Over at Letters of Note, Shaun Usher featured recently two letters of recommendation for Einstein written by Henri Poincaré and Marie Curie for a professorship in theoretical physics at ETH-Zurich. Einstein was 32 when the letters were written (1911), some six years after his Annus Mirabilis ("the extraordinary year") that saw the publication of his landmark papers on photoelectricity, Brownian motion and special relativity; his other major paper on general relativity would arrive some five years later.
The letters themselves are awesome little gems. Poincaré gets straight to the point with these opening lines:
Mr Einstein is one of the most original thinkers I have ever met.

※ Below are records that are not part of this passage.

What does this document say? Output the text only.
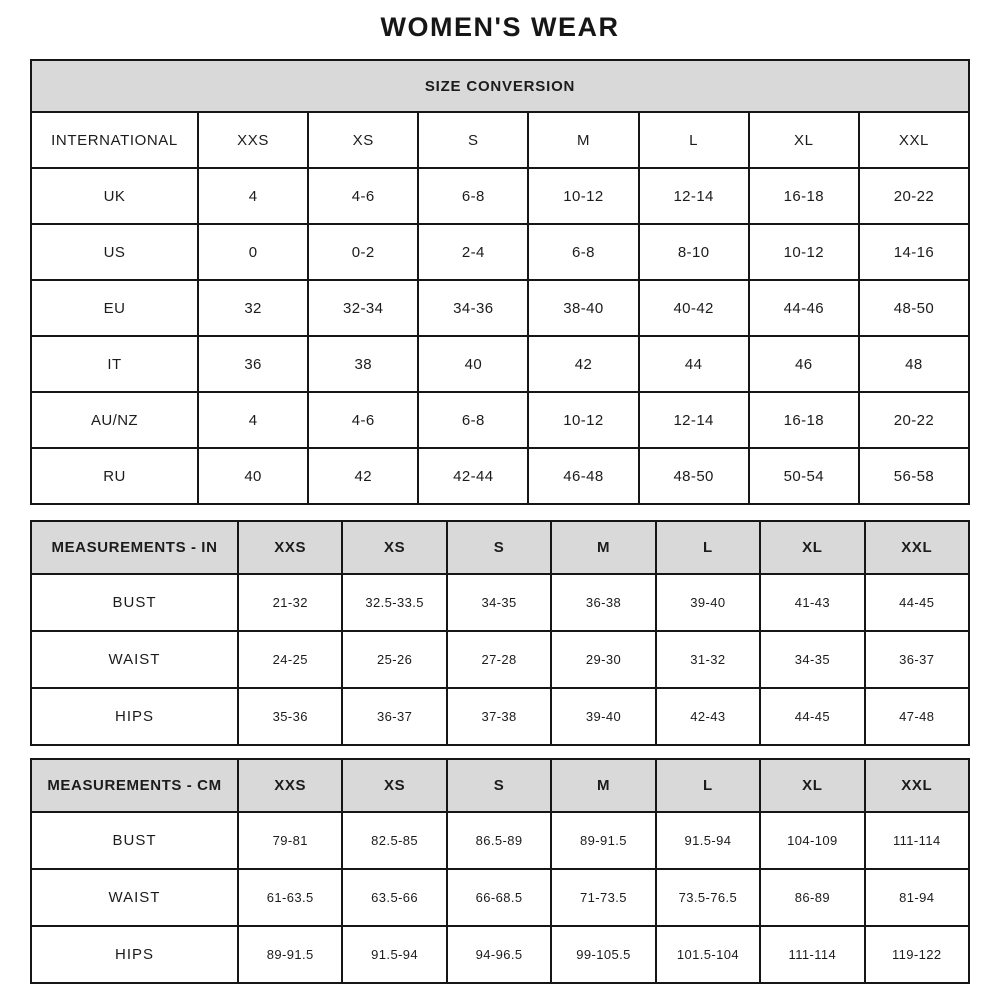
WOMEN'S WEAR
SIZE CONVERSION
INTERNATIONAL	XXS	XS	S	M	L	XL	XXL
UK	4	4-6	6-8	10-12	12-14	16-18	20-22
US	0	0-2	2-4	6-8	8-10	10-12	14-16
EU	32	32-34	34-36	38-40	40-42	44-46	48-50
IT	36	38	40	42	44	46	48
AU/NZ	4	4-6	6-8	10-12	12-14	16-18	20-22
RU	40	42	42-44	46-48	48-50	50-54	56-58
MEASUREMENTS - IN	XXS	XS	S	M	L	XL	XXL
BUST	21-32	32.5-33.5	34-35	36-38	39-40	41-43	44-45
WAIST	24-25	25-26	27-28	29-30	31-32	34-35	36-37
HIPS	35-36	36-37	37-38	39-40	42-43	44-45	47-48
MEASUREMENTS - CM	XXS	XS	S	M	L	XL	XXL
BUST	79-81	82.5-85	86.5-89	89-91.5	91.5-94	104-109	111-114
WAIST	61-63.5	63.5-66	66-68.5	71-73.5	73.5-76.5	86-89	81-94
HIPS	89-91.5	91.5-94	94-96.5	99-105.5	101.5-104	111-114	119-122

In spite of his youth, he has already achieved a very honourable place among the leading savants of his age. [...]
Curie, too, is quite effusive in her praise:
I have often admired the papers published by Mr. Einstein on issues dealing with modern theoretical physics. Moreover, I believe that theoretical physicists agree that these papers are of the highest order. In Brussels, where I participated in a scientific conference in which Mr. Einstein also took part, I was able to appreciate the clarity of his mind, the extent of his documentation and the depth of his knowledge. If we consider that Mr. Einstein is still very young, we are right to have great hope in him, and to see him as one of the leading theoreticians of the future. [...]
But both of them end their letter by highlighting the benefits to the institution:
The future will show more and more the worth of Mr Einstein, and the university intelligent enough to attract this young master is certain to reap great honour.
I think that the scientific institution willing to give Mr. Einstein the work he desires, either by appointing him an existing chair or by creating for him the chair in the conditions he deserves, could be greatly honored by such a decision and would certainly be providing a great service to science.